DAKAR, 10 mars 2016 – Depuis 15 ans, les pays d’Afrique de l’Ouest et la communauté internationale ont réussi à étendre l’accès au primaire. Or, une évaluation régionale sans précédent des acquis scolaires révèle que la qualité de l’enseignement n’est pas au rendez-vous. La plupart des enfants couverts par l’enquête n’acquièrent pas les compétences de base en lecture, écriture et calcul, une situation qui compromet le renforcement du capital humain dans la région.
L’enquête a été réalisée en 2014, sous forme de tests administrés à des élèves de deuxième et cinquième années du Bénin, du Burkina Faso, du Burundi, du Cameroun, de Côte d’Ivoire, du Niger, de République du Congo, du Sénégal, du Tchad et du Togo. L’échantillon comprenait pratiquement 40 000 élèves de plus de 1 800 écoles. Le tableau ainsi dressé de l’état actuel de l’enseignement primaire est préoccupant.

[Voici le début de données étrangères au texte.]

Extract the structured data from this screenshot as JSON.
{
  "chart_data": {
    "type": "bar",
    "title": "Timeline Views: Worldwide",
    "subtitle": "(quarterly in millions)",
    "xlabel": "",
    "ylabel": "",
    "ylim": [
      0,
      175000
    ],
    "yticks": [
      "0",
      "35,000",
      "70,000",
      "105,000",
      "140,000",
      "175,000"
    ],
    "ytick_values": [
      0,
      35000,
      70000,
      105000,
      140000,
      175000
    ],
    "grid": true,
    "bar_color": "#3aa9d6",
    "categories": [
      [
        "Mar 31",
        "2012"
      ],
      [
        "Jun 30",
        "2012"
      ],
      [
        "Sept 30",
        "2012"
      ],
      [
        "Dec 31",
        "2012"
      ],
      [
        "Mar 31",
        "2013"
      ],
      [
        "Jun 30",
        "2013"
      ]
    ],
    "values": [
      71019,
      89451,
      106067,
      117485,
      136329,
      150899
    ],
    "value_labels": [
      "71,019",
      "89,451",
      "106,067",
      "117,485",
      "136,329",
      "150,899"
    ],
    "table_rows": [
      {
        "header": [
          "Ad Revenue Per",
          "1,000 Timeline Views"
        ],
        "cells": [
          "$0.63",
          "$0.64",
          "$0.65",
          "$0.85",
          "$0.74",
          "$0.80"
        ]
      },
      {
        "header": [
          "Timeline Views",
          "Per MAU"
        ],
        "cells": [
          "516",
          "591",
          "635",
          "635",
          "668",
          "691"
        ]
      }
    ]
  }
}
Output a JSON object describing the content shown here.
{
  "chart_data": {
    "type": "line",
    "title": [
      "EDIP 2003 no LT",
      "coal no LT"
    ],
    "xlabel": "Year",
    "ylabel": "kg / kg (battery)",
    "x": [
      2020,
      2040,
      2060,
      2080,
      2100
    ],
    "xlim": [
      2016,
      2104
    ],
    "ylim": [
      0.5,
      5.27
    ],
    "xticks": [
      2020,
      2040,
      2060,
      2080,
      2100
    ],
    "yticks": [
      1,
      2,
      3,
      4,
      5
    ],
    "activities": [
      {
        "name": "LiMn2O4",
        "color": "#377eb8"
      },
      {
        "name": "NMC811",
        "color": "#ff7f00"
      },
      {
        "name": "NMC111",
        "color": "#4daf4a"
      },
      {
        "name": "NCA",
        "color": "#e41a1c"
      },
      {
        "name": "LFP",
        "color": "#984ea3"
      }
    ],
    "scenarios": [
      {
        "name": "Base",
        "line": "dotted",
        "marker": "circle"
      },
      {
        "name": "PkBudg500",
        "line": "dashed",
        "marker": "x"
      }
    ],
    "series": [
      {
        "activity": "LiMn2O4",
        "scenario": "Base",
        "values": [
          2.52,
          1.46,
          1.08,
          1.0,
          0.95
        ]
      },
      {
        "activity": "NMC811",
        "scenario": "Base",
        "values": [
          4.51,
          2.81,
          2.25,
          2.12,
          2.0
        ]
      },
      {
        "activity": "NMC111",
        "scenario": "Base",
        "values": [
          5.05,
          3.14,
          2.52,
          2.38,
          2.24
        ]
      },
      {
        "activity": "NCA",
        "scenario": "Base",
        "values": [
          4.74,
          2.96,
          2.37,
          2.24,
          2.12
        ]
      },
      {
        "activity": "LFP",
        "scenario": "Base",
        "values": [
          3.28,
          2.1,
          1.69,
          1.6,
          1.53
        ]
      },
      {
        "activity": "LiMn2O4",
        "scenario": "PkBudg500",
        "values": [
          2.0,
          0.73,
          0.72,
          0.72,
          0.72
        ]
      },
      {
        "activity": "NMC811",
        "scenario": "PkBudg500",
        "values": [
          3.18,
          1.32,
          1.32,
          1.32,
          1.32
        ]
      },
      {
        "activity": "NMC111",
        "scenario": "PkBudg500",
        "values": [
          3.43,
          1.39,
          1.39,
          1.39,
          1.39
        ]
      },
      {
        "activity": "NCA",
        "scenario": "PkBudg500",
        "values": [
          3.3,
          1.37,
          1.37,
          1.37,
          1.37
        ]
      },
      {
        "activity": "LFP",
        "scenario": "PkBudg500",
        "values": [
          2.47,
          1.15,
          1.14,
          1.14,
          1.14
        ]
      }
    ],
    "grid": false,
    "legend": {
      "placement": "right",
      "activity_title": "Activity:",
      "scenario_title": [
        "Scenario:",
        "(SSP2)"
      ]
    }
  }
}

Dans ces dix pays, 71 % des enfants en deuxième année n’ont pas un niveau de français suffisant et sont incapables de comprendre une information claire donnée oralement ou le sens d’une série de mots écrits. Par ailleurs, 59 % des élèves de cinquième année sont trop faibles en mathématiques pour pouvoir effectuer des opérations avec décimales ou identifier une formule mathématique simple permettant de résoudre un problème.
« Les données collectées mettent également en évidence le gouffre persistant entre les enfants les plus démunis et les enfants les plus aisés. Ainsi au Bénin, au Cameroun et au Togo, les écarts de niveau en langue entre les élèves en dernière année du primaire dont les parents savent lire, écrire et compter et ceux dont les parents sont analphabètes correspondent à pratiquement un écart-type. Nous devons impérativement remédier à ces inégalités pour rompre le cercle vicieux de la transmission de la pauvreté d’une génération à l’autre », souligne Raja Bentaouet Kattan, responsable des programmes de développement humain pour le bureau de la Banque mondiale au Sénégal.
Cette évaluation inédite a été menée dans le cadre du Programme d’analyse des systèmes éducatifs (PASEC), dont l’objectif consiste à produire des données à travers des enquêtes à grande échelle et à analyser les performances des systèmes éducatifs ainsi que les facteurs contribuant à la qualité de l’enseignement. Lancé à l’initiative de la Conférence des ministres de l’Éducation des États et gouvernements de la francophonie (CONFEMEN), le PASEC bénéficie du soutien technique et financier du Groupe de la Banque mondiale. Grâce à une allocation du 1 million de dollars du Fonds de développement institutionnel, le PASEC a pu renforcer l’expertise de ses équipes et concevoir le programme d’évaluation « PASEC2014 », plus sophistiqué.
Si l’évaluation 2014, dont les conclusions ont été publiées en décembre 2015, met en évidence d’importantes lacunes dans les systèmes éducatifs de l’Afrique francophone, elle offre aussi un système probant de mesure des résultats éducatifs autour duquel responsables politiques et communauté internationale peuvent engager un dialogue dans le but d’améliorer la situation. L’absence de références ou de mesures officielles des acquis scolaires explique en effet en partie cette hétérogénéité de la qualité de la scolarité. La comparabilité internationale des résultats de l’évaluation menée par le PASEC permet d’avoir les toutes premières mesures de la scolarisation en primaire depuis la déclaration en faveur de l’Éducation pour tous, un texte à l’initiative de l’UNESCO, du PNUD, de l’UNICEF et de la Banque mondiale par lequel le monde s’est engagé à offrir une éducation élémentaire de qualité à tous, enfants, adolescents et adultes. Et c’est ainsi que chacun peut désormais avoir une vision globale de la qualité de l’éducation dans les pays francophones d’Afrique.